Hardiness: The ability to withstand temperature extremes usually used in referring to frost dates.

Hardiness zone: Sections of a country, states or regions designated or assigned a number or letter or both, indicating the high and low temperatures as known from years in the past.

Heading back: Pruning shoots or twigs by 1/4 to 1/2 or so.

Healed in: Burying the roots of your new bare root trees in compost or loose soil until you have time to plant them.
 
Heartwood: The inner wood of a trunk.
 
Lateral: A side branch or twig extending from another branch.
 
Lateral bud: Vegetative buds on sides of twigs or branches.
 
Lateral root: Roots extending outward off main or buttress roots.

Leader: A main terminal leader of the tree. There can be two or more in which case the tree is a modified central leader leader tree.
 
Lopper: A pruning tool with two handles which cuts with a scissor-like action. This is a “hand-tool” but takes two hands.

Mature height: The tallest anticipated height a tree is expected to reach.

Native: A species that historically occurred or naturalized in a geographic region as opposed to being introduced.
 
Node: The point of attachment of leaves and axillary buds.

Permanent branch:
A branch that is intended to be left in place for the permanent branch structure of a tree.

PH: measure of acidity in soil or mulch.

Pole pruner: Same as “extension pruner”. These can also be  a lopper with extending handles.  
 
Pole saw – A saw on a pole.

Pruning: Removal of  limbs to direct the growth of a tree.
 
Restoration: Pruning to bring a tree’s form, branch structure or health to an improved state.

Root pruning: Cutting roots when transplanting, cut the tips of the roots so they fit better in the planting hole and to stimulate small rootlet growth.
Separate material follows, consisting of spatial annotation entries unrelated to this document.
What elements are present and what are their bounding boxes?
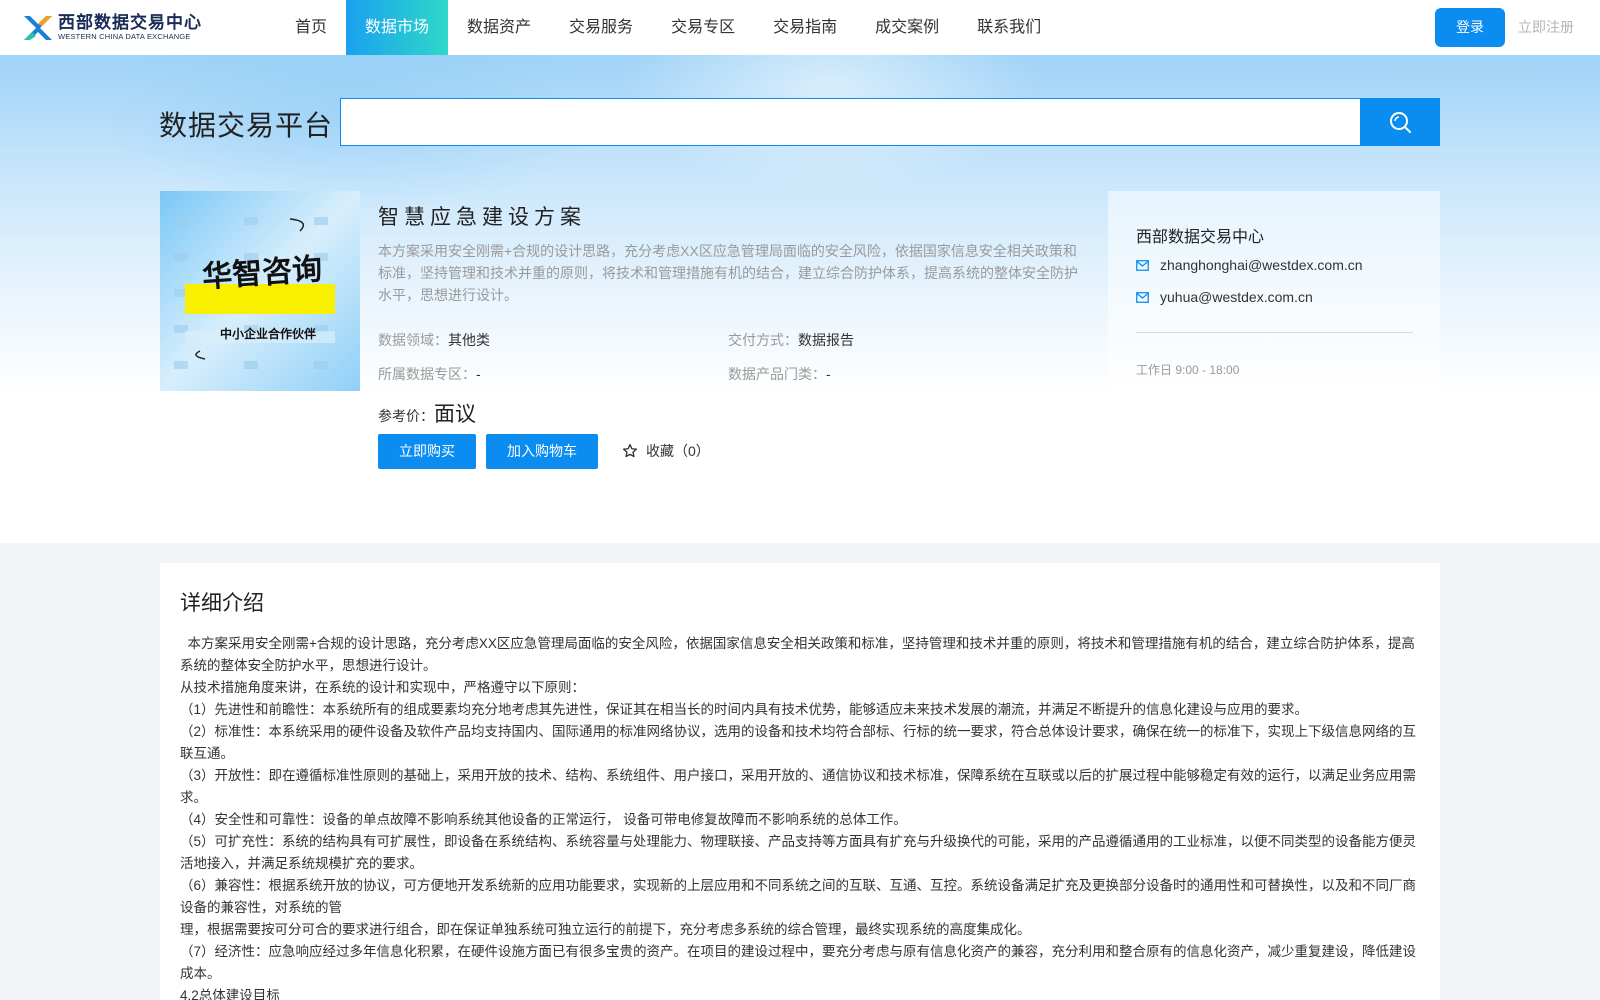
nav-trade-guide[interactable]: 交易指南 [754, 0, 856, 55]
contact-divider [1136, 332, 1413, 333]
detail-paragraph: （1）先进性和前瞻性：本系统所有的组成要素均充分地考虑其先进性，保证其在相当长的… [180, 702, 1309, 717]
logo-en-text: WESTERN CHINA DATA EXCHANGE [58, 32, 191, 41]
price-label: 参考价： [378, 408, 434, 424]
detail-paragraph: 本方案采用安全刚需+合规的设计思路，充分考虑XX区应急管理局面临的安全风险，依据… [180, 636, 1415, 673]
add-to-cart-button[interactable]: 加入购物车 [486, 434, 598, 469]
detail-card: 详细介绍 本方案采用安全刚需+合规的设计思路，充分考虑XX区应急管理局面临的安全… [160, 563, 1440, 1000]
detail-paragraph: （7）经济性：应急响应经过多年信息化积累，在硬件设施方面已有很多宝贵的资产。在项… [180, 944, 1417, 981]
detail-paragraph: （5）可扩充性：系统的结构具有可扩展性，即设备在系统结构、系统容量与处理能力、物… [180, 834, 1417, 871]
nav-trade-zone[interactable]: 交易专区 [652, 0, 754, 55]
top-navbar: 西部数据交易中心 WESTERN CHINA DATA EXCHANGE 首页 … [0, 0, 1600, 55]
detail-paragraph: （2）标准性：本系统采用的硬件设备及软件产品均支持国内、国际通用的标准网络协议，… [180, 724, 1417, 761]
meta-domain-label: 数据领域： [378, 332, 448, 348]
product-image: 华智咨询 中小企业合作伙伴 [160, 191, 360, 391]
contact-email-1-text: zhanghonghai@westdex.com.cn [1160, 257, 1363, 273]
product-description: 本方案采用安全刚需+合规的设计思路，充分考虑XX区应急管理局面临的安全风险，依据… [378, 243, 1078, 303]
detail-body: 本方案采用安全刚需+合规的设计思路，充分考虑XX区应急管理局面临的安全风险，依据… [180, 633, 1422, 1000]
logo-icon [24, 16, 52, 40]
platform-title: 数据交易平台 [159, 110, 334, 141]
detail-paragraph: 理，根据需要按可分可合的要求进行组合，即在保证单独系统可独立运行的前提下，充分考… [180, 922, 1031, 937]
nav-cases[interactable]: 成交案例 [856, 0, 958, 55]
nav-contact[interactable]: 联系我们 [958, 0, 1060, 55]
contact-email-2[interactable]: yuhua@westdex.com.cn [1136, 289, 1313, 305]
price-value: 面议 [434, 403, 476, 426]
search-input[interactable] [340, 98, 1361, 146]
contact-title: 西部数据交易中心 [1136, 229, 1265, 246]
price: 参考价：面议 [378, 398, 476, 428]
search-button[interactable] [1360, 98, 1440, 146]
product-image-caption: 华智咨询 [201, 251, 324, 296]
detail-paragraph: （3）开放性：即在遵循标准性原则的基础上，采用开放的技术、结构、系统组件、用户接… [180, 768, 1417, 805]
meta-zone: 所属数据专区：- [378, 364, 481, 384]
meta-delivery-value: 数据报告 [798, 332, 854, 348]
detail-paragraph: 4.2总体建设目标 [180, 988, 280, 1000]
meta-domain-value: 其他类 [448, 332, 490, 348]
nav-data-assets[interactable]: 数据资产 [448, 0, 550, 55]
contact-email-2-text: yuhua@westdex.com.cn [1160, 289, 1313, 305]
meta-delivery: 交付方式：数据报告 [728, 330, 854, 350]
detail-paragraph: 从技术措施角度来讲，在系统的设计和实现中，严格遵守以下原则： [180, 680, 585, 695]
site-logo[interactable]: 西部数据交易中心 WESTERN CHINA DATA EXCHANGE [22, 12, 202, 44]
nav-trade-services[interactable]: 交易服务 [550, 0, 652, 55]
contact-card: 西部数据交易中心 zhanghonghai@westdex.com.cn yuh… [1108, 191, 1440, 391]
meta-delivery-label: 交付方式： [728, 332, 798, 348]
star-icon [623, 444, 637, 458]
nav-home[interactable]: 首页 [276, 0, 346, 55]
work-hours: 工作日 9:00 - 18:00 [1136, 363, 1240, 377]
meta-domain: 数据领域：其他类 [378, 330, 490, 350]
meta-zone-label: 所属数据专区： [378, 366, 476, 382]
nav-data-market[interactable]: 数据市场 [346, 0, 449, 55]
meta-category-value: - [826, 366, 831, 382]
meta-zone-value: - [476, 366, 481, 382]
meta-category-label: 数据产品门类： [728, 366, 826, 382]
buy-now-button[interactable]: 立即购买 [378, 434, 476, 469]
mail-icon [1136, 291, 1149, 303]
detail-paragraph: （4）安全性和可靠性：设备的单点故障不影响系统其他设备的正常运行， 设备可带电修… [180, 812, 907, 827]
meta-category: 数据产品门类：- [728, 364, 831, 384]
main-nav: 首页 数据市场 数据资产 交易服务 交易专区 交易指南 成交案例 联系我们 [276, 0, 1060, 55]
product-image-subcaption: 中小企业合作伙伴 [220, 327, 317, 341]
product-name: 智慧应急建设方案 [378, 206, 586, 229]
logo-cn-text: 西部数据交易中心 [58, 13, 202, 32]
register-link[interactable]: 立即注册 [1518, 0, 1574, 55]
detail-paragraph: （6）兼容性：根据系统开放的协议，可方便地开发系统新的应用功能要求，实现新的上层… [180, 878, 1417, 915]
mail-icon [1136, 259, 1149, 271]
login-button[interactable]: 登录 [1435, 8, 1505, 47]
contact-email-1[interactable]: zhanghonghai@westdex.com.cn [1136, 257, 1363, 273]
favorite-label: 收藏（0） [646, 443, 710, 459]
detail-title: 详细介绍 [180, 592, 264, 615]
search-icon [1390, 112, 1411, 133]
favorite-button[interactable]: 收藏（0） [622, 441, 710, 461]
This is often done at the nursery before buying.
 
Scabbard: A sheath for a pruning saw or hand pruners.
 
 Scaffold limb:
Permanently planned and retained, larger limbs of the tree.

Scion wood: Is usually used for grafting.
A detached shoot or cutting with buds, used to insert in another plant or tree or on a root stock for propagation.
 
Soil analysis: The results of a chemical test that determines soil pH, and nutrient content including nitrogen, phosphorus and potassium, as well as other minerals.
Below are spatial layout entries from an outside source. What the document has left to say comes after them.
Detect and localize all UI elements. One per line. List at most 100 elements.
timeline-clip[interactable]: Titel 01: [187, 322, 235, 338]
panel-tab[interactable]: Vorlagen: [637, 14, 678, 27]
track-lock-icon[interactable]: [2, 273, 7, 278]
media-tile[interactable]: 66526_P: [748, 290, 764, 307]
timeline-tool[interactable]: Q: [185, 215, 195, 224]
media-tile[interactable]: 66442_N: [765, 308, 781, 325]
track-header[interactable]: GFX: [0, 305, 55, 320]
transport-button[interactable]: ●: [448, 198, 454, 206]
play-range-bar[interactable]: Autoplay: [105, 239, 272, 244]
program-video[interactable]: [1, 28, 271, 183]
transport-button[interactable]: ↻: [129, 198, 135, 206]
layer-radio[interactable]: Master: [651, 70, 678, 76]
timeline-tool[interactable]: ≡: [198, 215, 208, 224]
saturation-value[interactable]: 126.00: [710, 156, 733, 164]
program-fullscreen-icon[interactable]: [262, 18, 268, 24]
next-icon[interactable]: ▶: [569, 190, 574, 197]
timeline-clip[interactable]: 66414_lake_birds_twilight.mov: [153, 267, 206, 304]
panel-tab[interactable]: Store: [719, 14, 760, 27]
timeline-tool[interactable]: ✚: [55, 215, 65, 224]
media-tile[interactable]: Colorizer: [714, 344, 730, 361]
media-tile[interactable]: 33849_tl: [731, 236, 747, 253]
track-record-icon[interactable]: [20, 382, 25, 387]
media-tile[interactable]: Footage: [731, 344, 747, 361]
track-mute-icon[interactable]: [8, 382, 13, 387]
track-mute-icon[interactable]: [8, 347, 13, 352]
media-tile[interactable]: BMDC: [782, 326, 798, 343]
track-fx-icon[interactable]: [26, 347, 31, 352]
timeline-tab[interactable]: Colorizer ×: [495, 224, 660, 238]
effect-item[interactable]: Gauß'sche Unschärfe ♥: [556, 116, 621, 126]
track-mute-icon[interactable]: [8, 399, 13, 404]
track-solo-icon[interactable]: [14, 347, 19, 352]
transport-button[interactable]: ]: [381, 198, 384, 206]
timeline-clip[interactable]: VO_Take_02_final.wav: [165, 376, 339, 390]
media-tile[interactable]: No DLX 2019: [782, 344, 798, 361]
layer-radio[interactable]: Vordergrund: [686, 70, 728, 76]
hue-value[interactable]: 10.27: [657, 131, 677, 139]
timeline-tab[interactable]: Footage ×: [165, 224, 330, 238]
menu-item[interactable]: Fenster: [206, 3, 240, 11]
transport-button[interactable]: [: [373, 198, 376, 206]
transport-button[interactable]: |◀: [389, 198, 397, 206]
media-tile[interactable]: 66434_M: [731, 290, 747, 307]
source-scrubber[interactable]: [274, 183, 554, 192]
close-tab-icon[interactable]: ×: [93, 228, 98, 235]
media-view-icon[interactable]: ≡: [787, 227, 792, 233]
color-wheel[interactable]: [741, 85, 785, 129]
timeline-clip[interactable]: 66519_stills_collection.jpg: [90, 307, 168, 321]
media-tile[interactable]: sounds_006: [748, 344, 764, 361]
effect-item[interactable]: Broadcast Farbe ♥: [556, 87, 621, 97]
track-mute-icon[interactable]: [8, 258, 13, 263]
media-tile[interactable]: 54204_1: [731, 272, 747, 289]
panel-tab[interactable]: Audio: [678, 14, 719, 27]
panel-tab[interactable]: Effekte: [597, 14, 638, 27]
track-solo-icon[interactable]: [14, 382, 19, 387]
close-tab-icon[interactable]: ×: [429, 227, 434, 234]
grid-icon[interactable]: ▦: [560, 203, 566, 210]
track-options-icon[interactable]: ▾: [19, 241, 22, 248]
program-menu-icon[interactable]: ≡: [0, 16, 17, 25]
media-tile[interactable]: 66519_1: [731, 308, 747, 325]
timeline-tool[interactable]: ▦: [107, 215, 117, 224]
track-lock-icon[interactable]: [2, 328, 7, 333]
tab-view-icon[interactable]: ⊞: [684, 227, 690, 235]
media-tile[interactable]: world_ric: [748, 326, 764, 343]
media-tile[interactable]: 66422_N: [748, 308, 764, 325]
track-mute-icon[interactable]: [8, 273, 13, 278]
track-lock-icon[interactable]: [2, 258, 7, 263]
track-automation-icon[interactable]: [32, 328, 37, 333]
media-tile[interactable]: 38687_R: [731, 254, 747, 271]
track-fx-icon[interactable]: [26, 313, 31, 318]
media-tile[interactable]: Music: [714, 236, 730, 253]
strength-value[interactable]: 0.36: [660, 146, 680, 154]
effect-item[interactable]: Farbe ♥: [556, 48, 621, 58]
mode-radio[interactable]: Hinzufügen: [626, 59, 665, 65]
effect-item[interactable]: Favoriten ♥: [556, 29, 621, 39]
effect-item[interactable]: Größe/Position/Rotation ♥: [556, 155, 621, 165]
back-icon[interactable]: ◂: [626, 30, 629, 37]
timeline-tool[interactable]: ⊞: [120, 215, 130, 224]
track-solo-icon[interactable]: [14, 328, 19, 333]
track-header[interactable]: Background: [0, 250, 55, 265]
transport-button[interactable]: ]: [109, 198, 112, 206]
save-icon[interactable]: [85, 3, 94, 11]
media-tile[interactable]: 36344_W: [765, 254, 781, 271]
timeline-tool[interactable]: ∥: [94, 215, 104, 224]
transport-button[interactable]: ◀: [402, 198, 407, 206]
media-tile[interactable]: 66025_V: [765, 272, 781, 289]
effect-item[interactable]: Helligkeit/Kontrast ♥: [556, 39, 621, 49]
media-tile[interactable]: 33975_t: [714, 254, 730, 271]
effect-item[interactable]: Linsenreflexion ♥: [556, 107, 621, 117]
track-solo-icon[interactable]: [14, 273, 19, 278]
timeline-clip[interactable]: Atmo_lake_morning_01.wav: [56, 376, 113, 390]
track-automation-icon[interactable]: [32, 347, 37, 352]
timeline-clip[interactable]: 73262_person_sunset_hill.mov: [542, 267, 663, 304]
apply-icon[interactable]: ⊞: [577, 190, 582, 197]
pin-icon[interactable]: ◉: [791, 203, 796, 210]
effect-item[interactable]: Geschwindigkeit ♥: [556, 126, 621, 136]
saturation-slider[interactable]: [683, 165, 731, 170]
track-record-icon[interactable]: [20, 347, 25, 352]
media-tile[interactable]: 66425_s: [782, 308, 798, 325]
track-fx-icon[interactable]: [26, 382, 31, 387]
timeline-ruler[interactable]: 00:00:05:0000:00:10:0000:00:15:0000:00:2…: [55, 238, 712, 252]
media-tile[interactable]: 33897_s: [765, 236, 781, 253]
Stress: A condition of a tree that means it’s having a hard time and is not in a state of premium or reasonable growth.
 
Subordinate: Pruning a branch or leader to reduce it’s domination in relation to nearby branches and leaders.
 
Sucker: A shoot originating from a root or lower trunk.
 Sprouts and water sprouts are shoots from up above the base of the trunk.
Sun scald: Damage to tissue from too much exposure to sun.

Terminal bud: The bud at the apex of a stem -
the bud at the main central leader tip.
 
Thinning: A selective pruning or thinning of stems and branches to increase air, moisture, or light penetration.
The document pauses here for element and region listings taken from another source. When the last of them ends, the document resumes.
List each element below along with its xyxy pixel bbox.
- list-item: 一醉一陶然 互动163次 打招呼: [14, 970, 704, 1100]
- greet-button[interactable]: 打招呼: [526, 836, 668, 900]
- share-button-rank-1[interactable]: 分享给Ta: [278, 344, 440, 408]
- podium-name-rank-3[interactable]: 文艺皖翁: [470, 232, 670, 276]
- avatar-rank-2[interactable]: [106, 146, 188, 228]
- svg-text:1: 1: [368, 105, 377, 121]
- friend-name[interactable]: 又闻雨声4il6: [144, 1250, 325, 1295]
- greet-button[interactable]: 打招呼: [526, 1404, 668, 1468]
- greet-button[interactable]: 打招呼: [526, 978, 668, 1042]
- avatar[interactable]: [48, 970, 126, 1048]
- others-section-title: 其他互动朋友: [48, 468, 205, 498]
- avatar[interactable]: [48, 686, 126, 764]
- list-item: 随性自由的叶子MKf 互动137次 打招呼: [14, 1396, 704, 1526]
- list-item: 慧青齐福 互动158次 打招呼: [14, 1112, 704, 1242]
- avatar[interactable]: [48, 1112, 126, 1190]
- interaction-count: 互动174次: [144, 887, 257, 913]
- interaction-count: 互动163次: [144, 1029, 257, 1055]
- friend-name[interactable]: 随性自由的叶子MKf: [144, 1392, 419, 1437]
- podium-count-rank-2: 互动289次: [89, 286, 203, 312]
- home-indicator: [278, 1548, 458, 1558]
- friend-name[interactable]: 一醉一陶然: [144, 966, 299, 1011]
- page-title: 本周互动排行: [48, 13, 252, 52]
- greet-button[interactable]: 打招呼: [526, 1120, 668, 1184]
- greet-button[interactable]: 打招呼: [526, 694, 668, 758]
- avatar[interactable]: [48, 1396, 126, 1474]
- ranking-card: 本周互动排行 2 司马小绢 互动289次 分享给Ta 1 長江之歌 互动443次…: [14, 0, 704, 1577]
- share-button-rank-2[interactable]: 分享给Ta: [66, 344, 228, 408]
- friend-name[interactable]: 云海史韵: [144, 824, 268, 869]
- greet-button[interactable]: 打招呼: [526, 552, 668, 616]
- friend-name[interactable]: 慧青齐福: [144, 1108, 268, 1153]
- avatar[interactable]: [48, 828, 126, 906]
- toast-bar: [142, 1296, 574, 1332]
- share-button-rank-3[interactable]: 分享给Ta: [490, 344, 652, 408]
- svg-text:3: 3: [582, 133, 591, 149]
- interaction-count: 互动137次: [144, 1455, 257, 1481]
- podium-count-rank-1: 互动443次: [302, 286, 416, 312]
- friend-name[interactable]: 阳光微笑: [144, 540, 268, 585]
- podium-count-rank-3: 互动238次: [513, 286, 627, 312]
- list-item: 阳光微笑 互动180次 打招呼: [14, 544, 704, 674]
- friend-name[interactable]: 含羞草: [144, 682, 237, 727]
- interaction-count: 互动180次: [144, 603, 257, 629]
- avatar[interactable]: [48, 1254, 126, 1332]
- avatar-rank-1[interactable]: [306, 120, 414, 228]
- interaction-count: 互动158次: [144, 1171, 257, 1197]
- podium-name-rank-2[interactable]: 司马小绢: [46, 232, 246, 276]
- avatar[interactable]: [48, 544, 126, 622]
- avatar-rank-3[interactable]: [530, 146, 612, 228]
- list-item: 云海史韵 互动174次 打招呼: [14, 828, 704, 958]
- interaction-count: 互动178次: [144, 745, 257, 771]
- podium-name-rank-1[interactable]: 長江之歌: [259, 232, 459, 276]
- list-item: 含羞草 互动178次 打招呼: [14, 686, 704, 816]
Topping: Non-selective, “crew-cut” or severe style cutting of, and across the top of the tree, usually leaving large cross-cut stubs.
 
Transplant:
Moving a tree or shrub from one location to another.

Transplant shock:  The shock a tree or plant goes through at transplanting time.

Tree wrap: Material wrapped around tree trunks or limbs to protect from sunburn or for protection during transportation.
 
Trunk: The lowest base stem that supports the tree - the link between the roots below, and the canopy above.

Undercut: An undercut is the first of 3 cuts in the multiple 3 cut system to remove a branch without tearing bark. The undercut, and top cut are both made a little way out from the branch collar and trunk.
 
Water sprout: A vertical shoot from a branch, or upper trunk, that is usually fairly speedy growing compared to most other branches.

Weak crotch: When 2 or more branches or leaders meet at a union which is weak - in most cases a weak “V” shaped crotch or union.
 
Wound dressing: A coating or paint originally made to coat pruning cuts or wounds, proven to cause acceleration of decay. Not recommended except in isolated specific cases for control of insect or disease on a few species of trees.